New Evidence: ChatGPT was trained on O’Reilly Books
Researchers were set out on a mission to uncover whether non-public content from O’Reilly Media books was sneakily included in OpenAI’s training data. They used a DE-COP membership inference attack designed in 2014 to detect copyrighted content. The results were shocking!
OpenAI’s GPT-4o model scored 82% AUROC on non-public, paywalled content. It was much higher than random guessing. This suggests that GPT-4o was trained on the premium content from O’Reilly.
However, GPT-3.5 Turbo (the older ChatGPT model) didn’t show any pattern to indicate stealing of copyrighted content.
O’Reilly Media isn’t any small publisher. They are known for many popular technical books. They offer both public content as well as paywalled books that are very high-quality. Founded in 1978, the company’s current estimated annual revenue is up to $500 million.
While the study focuses on O’Reilly Media books and ChatGPT models, it raises concerns that similar practices could be widespread across the AI industry, potentially harming the broader ecosystem of digital content.
What did the new Research Paper find?
The study aims to determine if non-public content from O’Reilly books was included in the training data of OpenAI’s models, particularly comparing older models (GPT-3.5 Turbo) with more recent ones (GPT-4o and GPT-4o Mini). Tim O’Reilly was also part of this research.
AI models like ChatGPT need vast amounts of data to learn language patterns, context, and reasoning. Training on diverse sources also improves adaptability, making AI useful for conversations, coding, and creative writing.
O’Reilly books typically have two sections: publicly accessible preview content and non-public content behind a paywall. The preview is just the first 1,500 characters of each chapter as well as the entirety of chapters one and four. This unique split allows researchers to check if models are recognizing content they shouldn’t have seen during training.
The researchers used a legally obtained dataset of 34 copyrighted O’Reilly Media books. They split the content into:
- Public text: Excerpts (e.g., first 1,500 characters of chapters) made freely available.
- Non-public text: The remainder of the text that is paywalled.
They employed a method where the model is given a multiple-choice quiz. For each paragraph from the books, the model has to identify which option is the original human-authored text among paraphrased alternatives generated by another model (Claude 3.5 Sonnet).
By comparing the model’s performance on texts published before the training cutoff (potentially seen) versus texts published after (definitely unseen), they calculated AUROCscores. An AUROC of 50% closer to 100% suggests strong recognition (i.e., prior exposure in training).
Note that the training cutoff for GPT-4o and GPT-4o mini is October 2024, while it is September 2021 for GPT-3.5 Turbo.

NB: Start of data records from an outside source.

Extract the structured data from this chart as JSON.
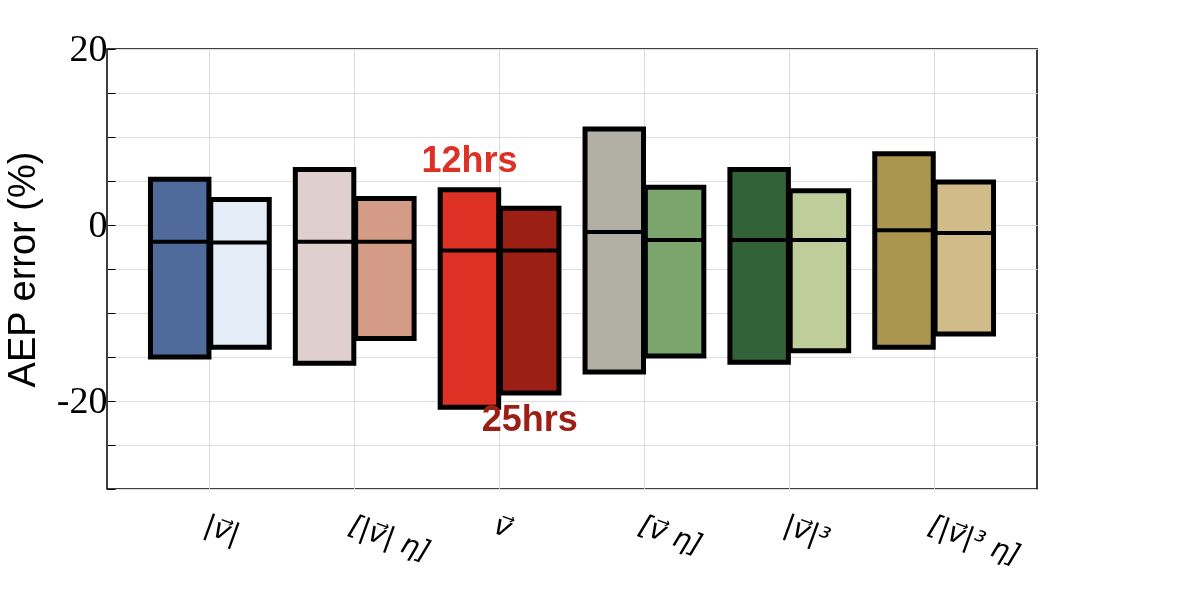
{
  "chart_data": {
    "type": "box",
    "ylabel": "AEP error (%)",
    "categories": [
      "|v⃗|",
      "[|v⃗| η]",
      "v⃗",
      "[v⃗ η]",
      "|v⃗|³",
      "[|v⃗|³ η]"
    ],
    "series": [
      {
        "name": "12hrs",
        "colors": [
          "#4f6b9b",
          "#dfcfcf",
          "#dc3124",
          "#b2b0a4",
          "#316238",
          "#ab9650"
        ],
        "boxes": [
          {
            "low": -15.0,
            "q1": -15.0,
            "median": -1.9,
            "q3": 5.2,
            "high": 5.2
          },
          {
            "low": -15.7,
            "q1": -15.7,
            "median": -1.9,
            "q3": 6.3,
            "high": 6.3
          },
          {
            "low": -20.7,
            "q1": -20.7,
            "median": -2.9,
            "q3": 4.0,
            "high": 4.0
          },
          {
            "low": -16.7,
            "q1": -16.7,
            "median": -0.8,
            "q3": 10.9,
            "high": 10.9
          },
          {
            "low": -15.6,
            "q1": -15.6,
            "median": -1.7,
            "q3": 6.3,
            "high": 6.3
          },
          {
            "low": -13.9,
            "q1": -13.9,
            "median": -0.6,
            "q3": 8.1,
            "high": 8.1
          }
        ]
      },
      {
        "name": "25hrs",
        "colors": [
          "#e5edf9",
          "#d49c86",
          "#9c1f15",
          "#7aa66d",
          "#bfcd9a",
          "#d1bb88"
        ],
        "boxes": [
          {
            "low": -13.9,
            "q1": -13.9,
            "median": -2.0,
            "q3": 2.9,
            "high": 2.9
          },
          {
            "low": -12.9,
            "q1": -12.9,
            "median": -1.9,
            "q3": 3.0,
            "high": 3.0
          },
          {
            "low": -19.1,
            "q1": -19.1,
            "median": -2.9,
            "q3": 1.9,
            "high": 1.9
          },
          {
            "low": -14.9,
            "q1": -14.9,
            "median": -1.7,
            "q3": 4.3,
            "high": 4.3
          },
          {
            "low": -14.3,
            "q1": -14.3,
            "median": -1.7,
            "q3": 3.9,
            "high": 3.9
          },
          {
            "low": -12.4,
            "q1": -12.4,
            "median": -0.9,
            "q3": 4.9,
            "high": 4.9
          }
        ]
      }
    ],
    "ylim": [
      -30,
      20
    ],
    "yticks": [
      {
        "value": -30,
        "label": null
      },
      {
        "value": -25,
        "label": null
      },
      -20,
      {
        "value": -15,
        "label": null
      },
      {
        "value": -10,
        "label": null
      },
      {
        "value": -5,
        "label": null
      },
      0,
      {
        "value": 5,
        "label": null
      },
      {
        "value": 10,
        "label": null
      },
      {
        "value": 15,
        "label": null
      },
      20
    ],
    "grid": true
  }
}
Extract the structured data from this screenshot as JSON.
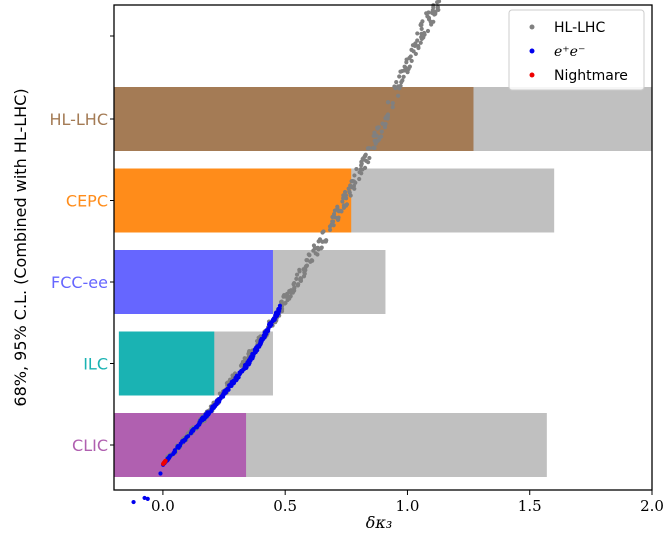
{
  "chart_data": {
    "type": "bar",
    "orientation": "horizontal",
    "title": "",
    "ylabel": "68%, 95% C.L. (Combined with HL-LHC)",
    "xlabel": "δκ₃",
    "xlim": [
      -0.2,
      2.0
    ],
    "xticks": [
      0.0,
      0.5,
      1.0,
      1.5,
      2.0
    ],
    "xtick_labels": [
      "0.0",
      "0.5",
      "1.0",
      "1.5",
      "2.0"
    ],
    "categories": [
      "HL-LHC",
      "CEPC",
      "FCC-ee",
      "ILC",
      "CLIC"
    ],
    "category_colors": [
      "#a47b55",
      "#ff8c1a",
      "#6666ff",
      "#1ab3b3",
      "#b060b0"
    ],
    "bar_95_color": "#c0c0c0",
    "bars_68": [
      [
        -0.2,
        1.27
      ],
      [
        -0.2,
        0.77
      ],
      [
        -0.2,
        0.45
      ],
      [
        -0.18,
        0.21
      ],
      [
        -0.2,
        0.34
      ]
    ],
    "bars_95": [
      [
        -0.2,
        2.0
      ],
      [
        -0.2,
        1.6
      ],
      [
        -0.2,
        0.91
      ],
      [
        -0.18,
        0.45
      ],
      [
        -0.2,
        1.57
      ]
    ],
    "legend": {
      "placement": "top-right",
      "entries": [
        {
          "label": "HL-LHC",
          "math": false,
          "color": "#808080"
        },
        {
          "label": "e⁺e⁻",
          "math": true,
          "color": "#0000ee"
        },
        {
          "label": "Nightmare",
          "math": false,
          "color": "#ee0000"
        }
      ]
    },
    "scatter_series": [
      {
        "name": "HL-LHC",
        "color": "#808080",
        "curve": [
          [
            0.0,
            0.0
          ],
          [
            0.2,
            0.12
          ],
          [
            0.4,
            0.27
          ],
          [
            0.55,
            0.4
          ],
          [
            0.7,
            0.53
          ],
          [
            0.8,
            0.63
          ],
          [
            0.9,
            0.74
          ],
          [
            0.98,
            0.84
          ],
          [
            1.05,
            0.93
          ],
          [
            1.12,
            1.0
          ]
        ],
        "xrange": [
          0.0,
          1.13
        ],
        "count": 380,
        "jitter": 0.018,
        "seed": 7
      },
      {
        "name": "e⁺e⁻",
        "color": "#0000ee",
        "curve": [
          [
            -0.13,
            -0.085
          ],
          [
            0.0,
            0.0
          ],
          [
            0.2,
            0.12
          ],
          [
            0.35,
            0.22
          ],
          [
            0.48,
            0.34
          ]
        ],
        "xrange": [
          0.0,
          0.48
        ],
        "count": 240,
        "jitter": 0.008,
        "seed": 11,
        "extra_points": [
          [
            -0.12,
            -0.082
          ],
          [
            -0.075,
            -0.073
          ],
          [
            -0.062,
            -0.075
          ],
          [
            -0.01,
            -0.02
          ]
        ]
      },
      {
        "name": "Nightmare",
        "color": "#ee0000",
        "curve": [
          [
            0.0,
            0.0
          ],
          [
            0.012,
            0.008
          ]
        ],
        "xrange": [
          0.0,
          0.012
        ],
        "count": 14,
        "jitter": 0.002,
        "seed": 3
      }
    ]
  }
}
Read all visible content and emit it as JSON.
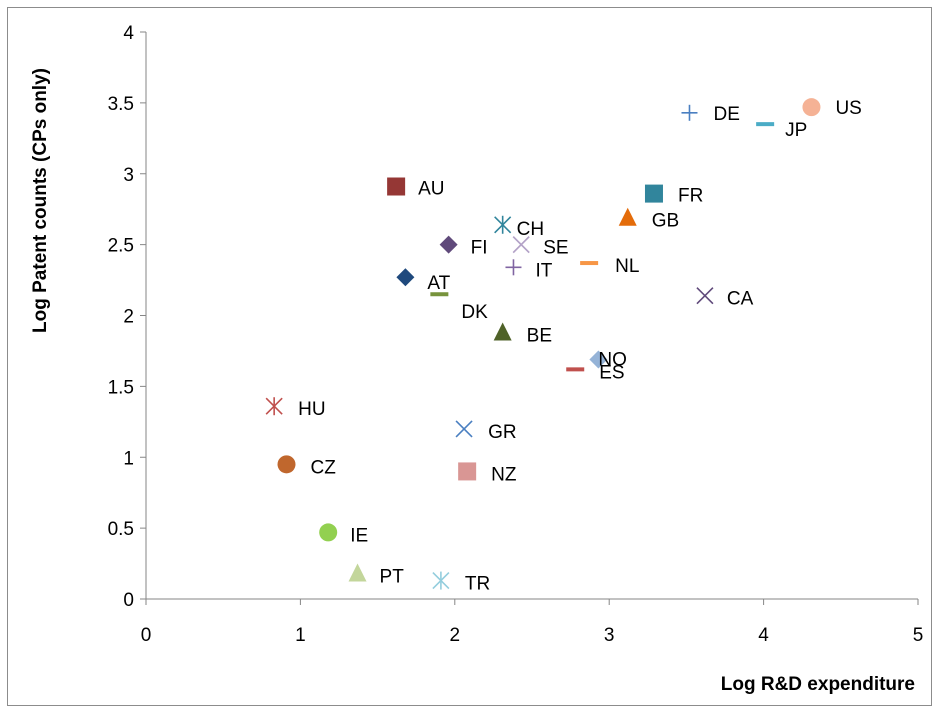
{
  "chart_data": {
    "type": "scatter",
    "title": "",
    "xlabel": "Log R&D expenditure",
    "ylabel": "Log Patent counts (CPs only)",
    "xlim": [
      0,
      5
    ],
    "ylim": [
      0,
      4
    ],
    "x_ticks": [
      "0",
      "1",
      "2",
      "3",
      "4",
      "5"
    ],
    "y_ticks": [
      "0",
      "0.5",
      "1",
      "1.5",
      "2",
      "2.5",
      "3",
      "3.5",
      "4"
    ],
    "grid": false,
    "legend": "none",
    "points": [
      {
        "label": "US",
        "x": 4.31,
        "y": 3.47,
        "marker": "circle",
        "color": "#f5b295"
      },
      {
        "label": "DE",
        "x": 3.52,
        "y": 3.43,
        "marker": "plus",
        "color": "#4a7fc1"
      },
      {
        "label": "JP",
        "x": 4.01,
        "y": 3.35,
        "marker": "dash",
        "color": "#4bacc6"
      },
      {
        "label": "AU",
        "x": 1.62,
        "y": 2.91,
        "marker": "square",
        "color": "#953735"
      },
      {
        "label": "FR",
        "x": 3.29,
        "y": 2.86,
        "marker": "square",
        "color": "#31859c"
      },
      {
        "label": "GB",
        "x": 3.12,
        "y": 2.69,
        "marker": "triangle",
        "color": "#e46c0a"
      },
      {
        "label": "CH",
        "x": 2.31,
        "y": 2.64,
        "marker": "asterisk",
        "color": "#31859c"
      },
      {
        "label": "FI",
        "x": 1.96,
        "y": 2.5,
        "marker": "diamond",
        "color": "#604a7b"
      },
      {
        "label": "SE",
        "x": 2.43,
        "y": 2.5,
        "marker": "x",
        "color": "#b3a2c7"
      },
      {
        "label": "NL",
        "x": 2.87,
        "y": 2.37,
        "marker": "dash",
        "color": "#f79646"
      },
      {
        "label": "IT",
        "x": 2.38,
        "y": 2.34,
        "marker": "plus",
        "color": "#8064a2"
      },
      {
        "label": "AT",
        "x": 1.68,
        "y": 2.27,
        "marker": "diamond",
        "color": "#1f497d"
      },
      {
        "label": "DK",
        "x": 1.9,
        "y": 2.15,
        "marker": "dash",
        "color": "#77933c"
      },
      {
        "label": "CA",
        "x": 3.62,
        "y": 2.14,
        "marker": "x",
        "color": "#604a7b"
      },
      {
        "label": "BE",
        "x": 2.31,
        "y": 1.88,
        "marker": "triangle",
        "color": "#4f6228"
      },
      {
        "label": "NO",
        "x": 2.93,
        "y": 1.69,
        "marker": "diamond",
        "color": "#95b3d7"
      },
      {
        "label": "ES",
        "x": 2.78,
        "y": 1.62,
        "marker": "dash",
        "color": "#c0504d"
      },
      {
        "label": "HU",
        "x": 0.83,
        "y": 1.36,
        "marker": "asterisk",
        "color": "#c0504d"
      },
      {
        "label": "GR",
        "x": 2.06,
        "y": 1.2,
        "marker": "x",
        "color": "#4a7fc1"
      },
      {
        "label": "CZ",
        "x": 0.91,
        "y": 0.95,
        "marker": "circle",
        "color": "#c0672d"
      },
      {
        "label": "NZ",
        "x": 2.08,
        "y": 0.9,
        "marker": "square",
        "color": "#d99694"
      },
      {
        "label": "IE",
        "x": 1.18,
        "y": 0.47,
        "marker": "circle",
        "color": "#92d050"
      },
      {
        "label": "PT",
        "x": 1.37,
        "y": 0.18,
        "marker": "triangle",
        "color": "#c3d69b"
      },
      {
        "label": "TR",
        "x": 1.91,
        "y": 0.13,
        "marker": "asterisk",
        "color": "#93cddd"
      }
    ]
  }
}
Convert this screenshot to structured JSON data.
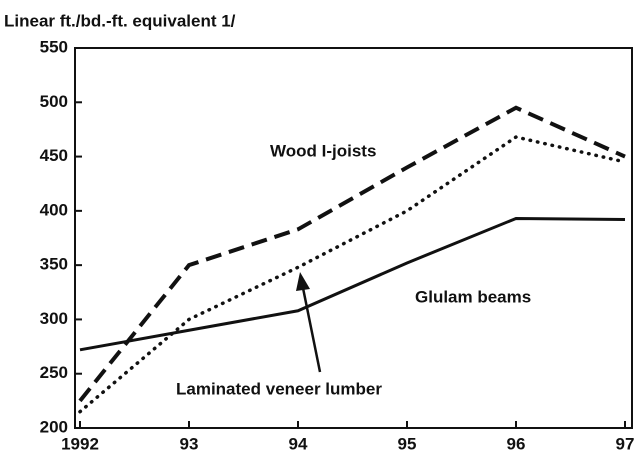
{
  "chart_data": {
    "type": "line",
    "y_label": "Linear ft./bd.-ft. equivalent 1/",
    "categories": [
      "1992",
      "93",
      "94",
      "95",
      "96",
      "97"
    ],
    "series": [
      {
        "name": "Wood I-joists",
        "color": "#111111",
        "style": "dashed",
        "values": [
          225,
          350,
          383,
          440,
          495,
          450
        ]
      },
      {
        "name": "Laminated veneer lumber",
        "color": "#111111",
        "style": "dotted",
        "values": [
          215,
          300,
          348,
          400,
          468,
          445
        ]
      },
      {
        "name": "Glulam beams",
        "color": "#111111",
        "style": "solid",
        "values": [
          272,
          290,
          308,
          352,
          393,
          392
        ]
      }
    ],
    "ylim": [
      200,
      550
    ],
    "yticks": [
      200,
      250,
      300,
      350,
      400,
      450,
      500,
      550
    ],
    "grid": false
  }
}
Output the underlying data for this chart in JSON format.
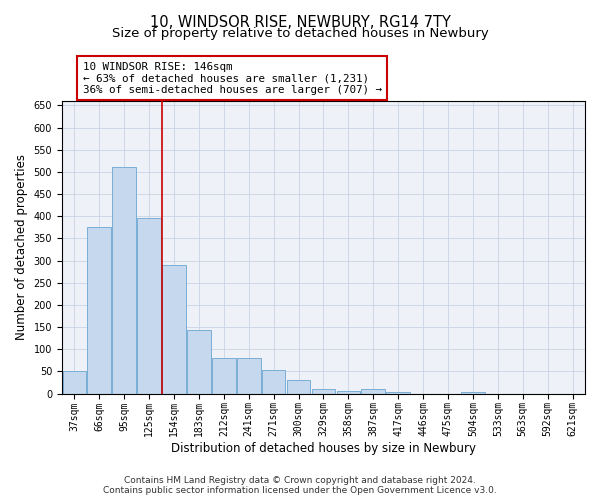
{
  "title1": "10, WINDSOR RISE, NEWBURY, RG14 7TY",
  "title2": "Size of property relative to detached houses in Newbury",
  "xlabel": "Distribution of detached houses by size in Newbury",
  "ylabel": "Number of detached properties",
  "categories": [
    "37sqm",
    "66sqm",
    "95sqm",
    "125sqm",
    "154sqm",
    "183sqm",
    "212sqm",
    "241sqm",
    "271sqm",
    "300sqm",
    "329sqm",
    "358sqm",
    "387sqm",
    "417sqm",
    "446sqm",
    "475sqm",
    "504sqm",
    "533sqm",
    "563sqm",
    "592sqm",
    "621sqm"
  ],
  "values": [
    50,
    375,
    512,
    395,
    290,
    143,
    81,
    81,
    54,
    30,
    11,
    6,
    11,
    4,
    0,
    0,
    4,
    0,
    0,
    0,
    0
  ],
  "bar_color": "#c5d8ed",
  "bar_edge_color": "#7aaed6",
  "vline_x_index": 3.5,
  "vline_color": "#cc0000",
  "annotation_text": "10 WINDSOR RISE: 146sqm\n← 63% of detached houses are smaller (1,231)\n36% of semi-detached houses are larger (707) →",
  "annotation_box_color": "#cc0000",
  "ylim": [
    0,
    660
  ],
  "yticks": [
    0,
    50,
    100,
    150,
    200,
    250,
    300,
    350,
    400,
    450,
    500,
    550,
    600,
    650
  ],
  "grid_color": "#c8d4e3",
  "bg_color": "#eef2f8",
  "footer1": "Contains HM Land Registry data © Crown copyright and database right 2024.",
  "footer2": "Contains public sector information licensed under the Open Government Licence v3.0.",
  "title1_fontsize": 10.5,
  "title2_fontsize": 9.5,
  "xlabel_fontsize": 8.5,
  "ylabel_fontsize": 8.5,
  "tick_fontsize": 7,
  "ann_fontsize": 7.8,
  "footer_fontsize": 6.5
}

GPT-4o achieved an AUROC score of about 82% for the non-public O’Reilly book content, indicating it recognizes this paywalled material much better than random chance. It was just 64% of the public content.
Here’s the conclusion of the study: “GPT-4o’s high familiarity with O’Reilly Media books likely reflects a deliberate effort by OpenAI to train on the O’Reilly book dataset.“
Takeaways
While one experiment is not the final truth, it does stir up questions about how AI models are trained and where their data comes from. The question is there for transparency. Greater transparency would help content creators receive compensation. While OpenAI is partnering up with many content websites to get content ethically, their past practices will always be a big concern.